Pattern matching with str.contains in Data Analysis Python - Time & Space Complexity
We want to understand how the time to find patterns in text grows as the data gets bigger.
How does searching for a pattern in many text entries take more or less time as the list grows?
Analyze the time complexity of the following code snippet.
import pandas as pd
data = pd.Series(["apple", "banana", "apricot", "cherry", "pineapple"] * 1000)
pattern = "app"
matches = data.str.contains(pattern)
This code checks each string in a list to see if it contains the pattern "app".
- Primary operation: Checking each string for the pattern using str.contains.
- How many times: Once for each string in the list (n times).
Each new string adds one more pattern check, so the work grows steadily with the number of strings.
| Input Size (n) | Approx. Operations |
|---|---|
| 10 | 10 pattern checks |
| 100 | 100 pattern checks |
| 1000 | 1000 pattern checks |
Pattern observation: The time grows directly in proportion to the number of strings.
Time Complexity: O(n * m)
This means the time grows with the number of strings (n) and the length of each string (m) because each string is checked for the pattern.

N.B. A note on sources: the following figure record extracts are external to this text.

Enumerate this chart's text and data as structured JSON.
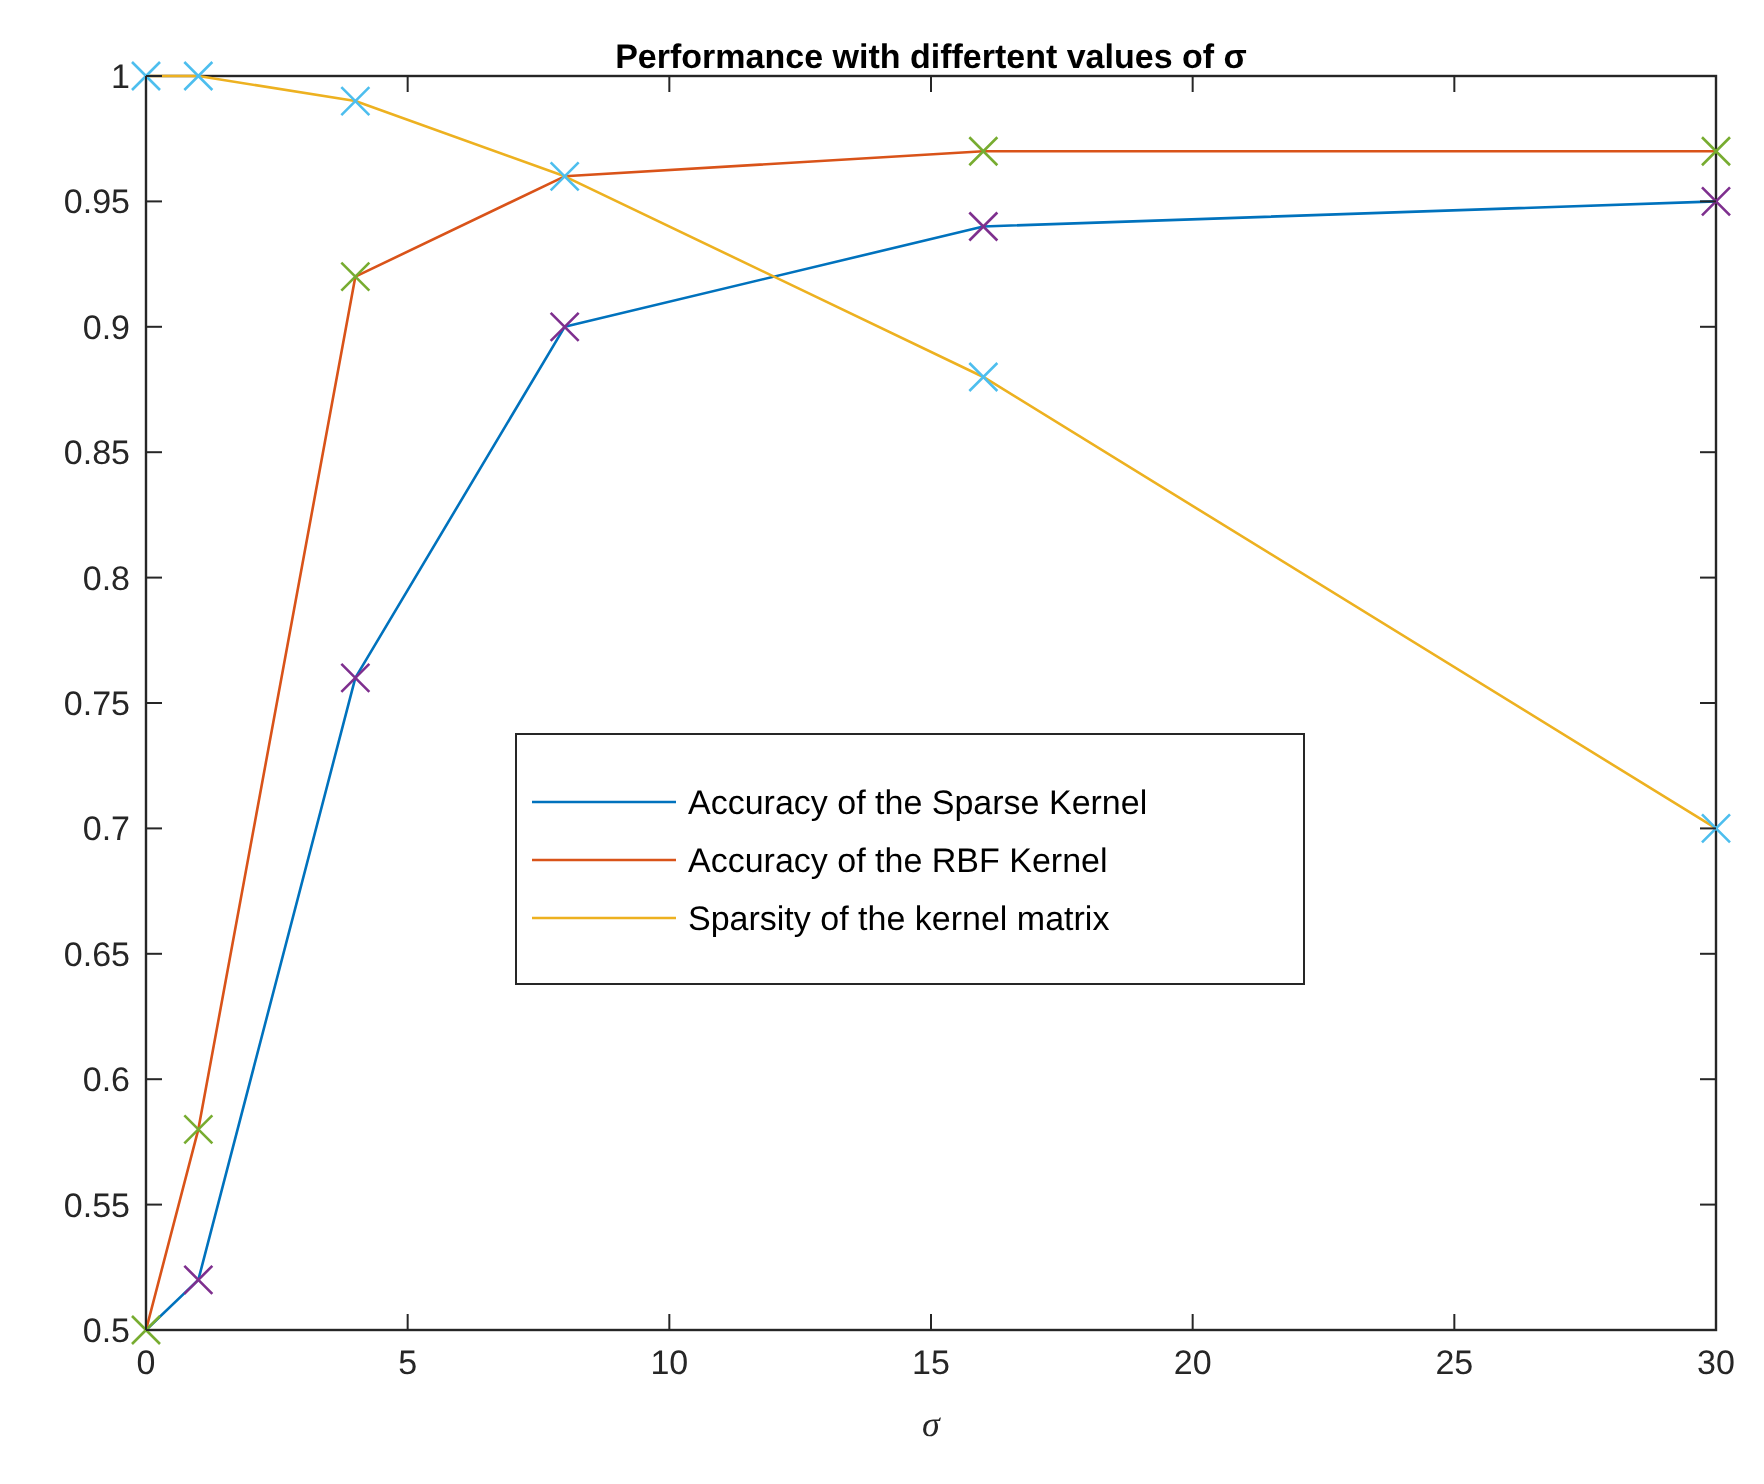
{
  "chart_data": {
    "type": "line",
    "title": "Performance with differtent values of σ",
    "xlabel": "σ",
    "x": [
      0,
      1,
      4,
      8,
      16,
      30
    ],
    "xlim": [
      0,
      30
    ],
    "xticks": [
      0,
      5,
      10,
      15,
      20,
      25,
      30
    ],
    "ylim": [
      0.5,
      1
    ],
    "yticks": [
      0.5,
      0.55,
      0.6,
      0.65,
      0.7,
      0.75,
      0.8,
      0.85,
      0.9,
      0.95,
      1
    ],
    "grid": false,
    "legend": "center",
    "marker": "none",
    "line_style": "solid",
    "series": [
      {
        "name": "Accuracy of the Sparse Kernel",
        "color": "#0072bd",
        "values": [
          0.5,
          0.52,
          0.76,
          0.9,
          0.94,
          0.95
        ]
      },
      {
        "name": "Accuracy of the RBF Kernel",
        "color": "#d95319",
        "values": [
          0.5,
          0.58,
          0.92,
          0.96,
          0.97,
          0.97
        ]
      },
      {
        "name": "Sparsity of the kernel matrix",
        "color": "#edb120",
        "values": [
          1,
          1,
          0.99,
          0.96,
          0.88,
          0.7
        ]
      },
      {
        "type": "scatter",
        "marker": "cross",
        "color": "#7e2f8e",
        "values": [
          null,
          0.52,
          0.76,
          0.9,
          0.94,
          0.95
        ]
      },
      {
        "type": "scatter",
        "marker": "cross",
        "color": "#77ac30",
        "values": [
          0.5,
          0.58,
          0.92,
          null,
          0.97,
          0.97
        ]
      },
      {
        "type": "scatter",
        "marker": "cross",
        "color": "#4dbeee",
        "values": [
          1,
          1,
          0.99,
          0.96,
          0.88,
          0.7
        ]
      }
    ]
  }
}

[X] Wrong: "The time to find patterns is just O(n) because it only depends on the number of strings."
[OK] Correct: Each string's length matters because the pattern search looks inside every character, so longer strings take more time.
Understanding how pattern search scales helps you explain your code choices clearly and shows you know how data size affects performance.
"What if the pattern was a regular expression instead of a simple string? How would the time complexity change?"